Chlorophytum comosum has been grown as an indoor plant for over 200 years and is available everywhere. Arching leaves form an attractive rosette and the long stalks bear plantlets. Several varieties are available. Vittatum is the usual one; variegatum has green leaves edged with white. Mandaianum is compact with yellow-striped leaves.
Secrets of Success And Special Problems
Temperature: Average warmth - minimum 45 degrees F. in winter.
Light: A well lit spot away from direct sunlight.
Water: Water liberally from spring to autumn. Water sparingly in winter.
Air Humidity: Mist the leaves occasionally in summer. Repotting: Repot if necessary in spring. Propagation: Peg down plantlets in compost - cut stem when rooted. Alternatively divide plants at repotting time. Insects:Chlorophytum is virtually pest-free. Aphid may attack if plants are weak. Leaves With Brown Tips: Most likely the reason is underfeeding. Don't forget to feed with every watering. Other possible causes are bruising and excessively hot air. Cut off damaged tips and correct the fault. Pale, Limp, Yellowing Leaves:The cause of this is usually too much heat and too little light.

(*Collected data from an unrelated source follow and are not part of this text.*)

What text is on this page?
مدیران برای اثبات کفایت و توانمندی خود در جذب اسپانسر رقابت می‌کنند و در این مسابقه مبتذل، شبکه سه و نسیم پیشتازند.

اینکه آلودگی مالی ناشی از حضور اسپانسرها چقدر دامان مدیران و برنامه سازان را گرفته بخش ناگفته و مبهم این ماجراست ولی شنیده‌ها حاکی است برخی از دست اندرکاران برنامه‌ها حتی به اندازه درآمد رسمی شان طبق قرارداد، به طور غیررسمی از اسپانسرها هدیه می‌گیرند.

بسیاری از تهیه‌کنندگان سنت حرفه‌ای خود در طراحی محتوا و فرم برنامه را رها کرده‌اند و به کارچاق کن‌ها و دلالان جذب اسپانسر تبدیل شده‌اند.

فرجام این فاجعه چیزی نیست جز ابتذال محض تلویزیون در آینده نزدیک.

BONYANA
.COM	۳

Leaves With Brown Streaks: Too much water under cool conditions as this usually occurs in winter when the plant is not growing. Water sparingly in the winter. Curled Leaves, Spots, Leaf Fall, Yellowing: The soil around the roots has dried out. Chlorophytum needs a plentiful supply of water when it is actively growing. No Stems: The plant is too young and stems bearing plantlets will not form until the plant is mature. If it is mature then lack of space is the most likely cause, avoid overcrowding.